Mellaril May Double As an Antibiotic

One of the oldest typical antipsychotic drugs is Mellaril (thioridazine), a member of the class known as the phenothiazine drugs. The earliest member of this class, methylene blue, was developed in the late 19th century. Today, Mellaril and its generic formulations are rarely prescribed, especially in the developed world. The well-documented list of side effects, coupled with the development of more effective and less toxic alternatives, has led to the virtual disappearance of Mellaril. Among the side effects of this medication are heart abnormalities that can lead to sudden death in otherwise healthy patients. However, another property of Mellaril has recently gotten renewed attention—namely, its ability to fight off bacterial and fungal infections.

In the last several years, the incidence of antibiotic-resistant strains of microorganisms has become a serious issue for public health officials. Drug-resistant bacteria like methicillin-resistant Staphylococcus aureus (MRSA) have made hospital infections a life-threatening danger, especially for those with compromised immune systems. Rates of tuberculosis infection have been on the rise, especially in poorer nations. The widespread use of powerful antibiotics has ironically resulted in tougher, harder to kill microbes. In response to this situation, some researchers are looking to older and unconventional treatment options.

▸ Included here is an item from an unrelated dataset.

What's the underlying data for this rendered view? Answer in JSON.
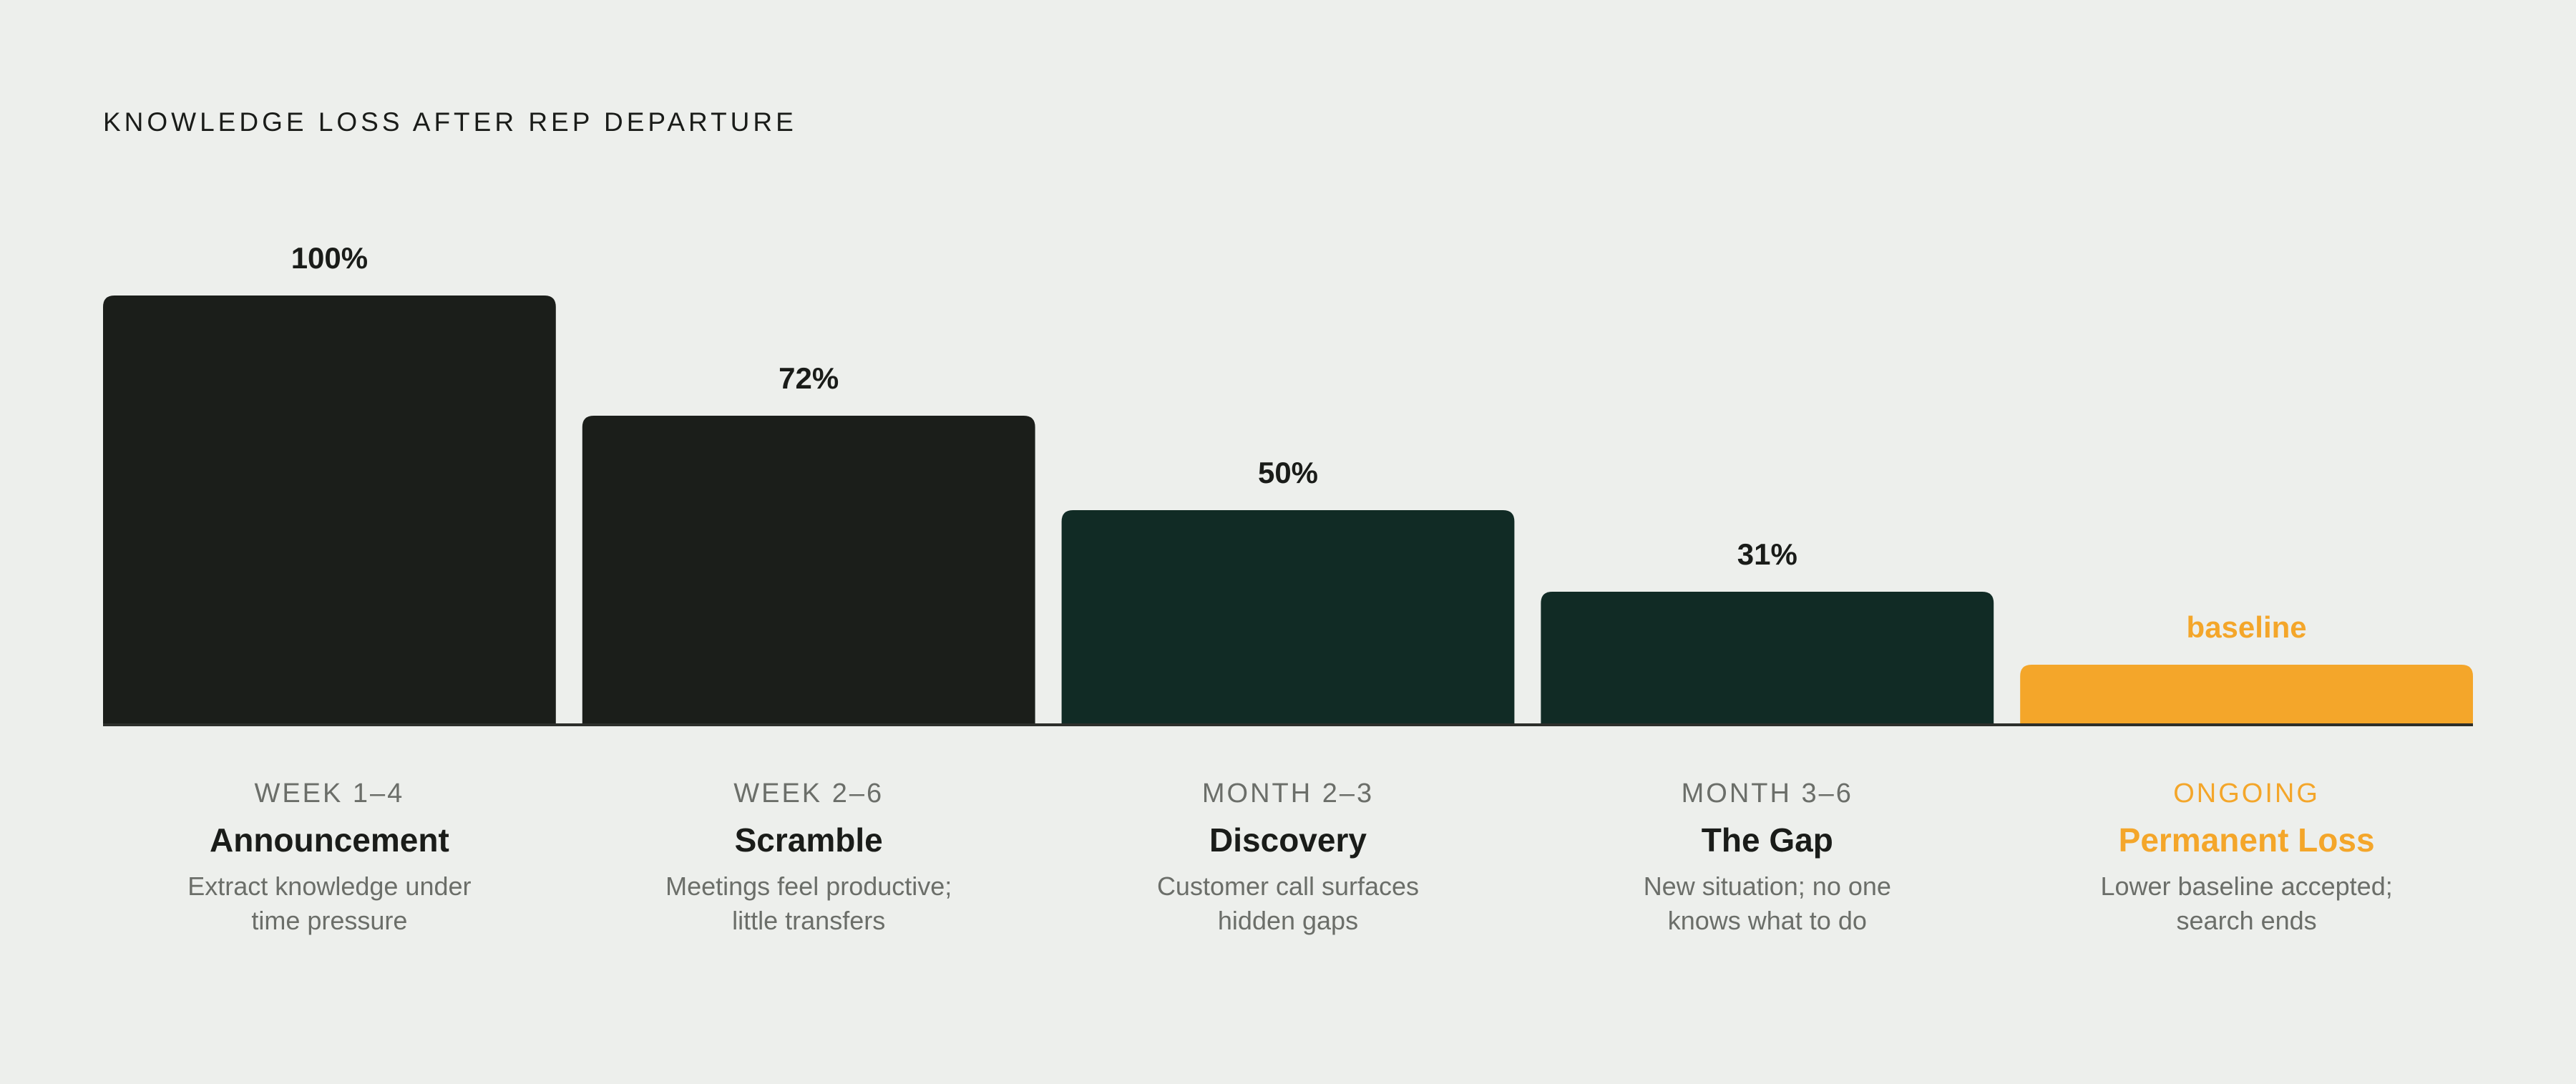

The antibiotic properties of Mellaril have been known for a long time, although the exact mechanism of action is not completely understood. What is known is that only a relatively small dosage of the medication is required to bring about the antibiotic effects. The effective dose is only a fraction of that typically used to produce a psychiatric benefit. Presumably this will limit the dangers of cardiac side effects. Mellaril works by enhancing the effectiveness of traditional antibiotics. One theory maintains that the drug sabotages the defense mechanisms of microorganisms, leaving them open to attack.

In poorer nations still battling malaria, tuberculosis, and other communicable diseases, a cheap and readily available weapon is always welcome. The newest medications are often too expensive for poor nations to dispense to their citizens. If further testing continues to show antibiotic usefulness, then Mellaril may soon be a frontline treatment against some of the world’s deadliest and most drug-resistant microbes.

Thanacoody, H. K. R. (2007). Thioridazine: resurrection as an antimicrobial agent? British Journal of Pharmacology, 64(5), 566-574.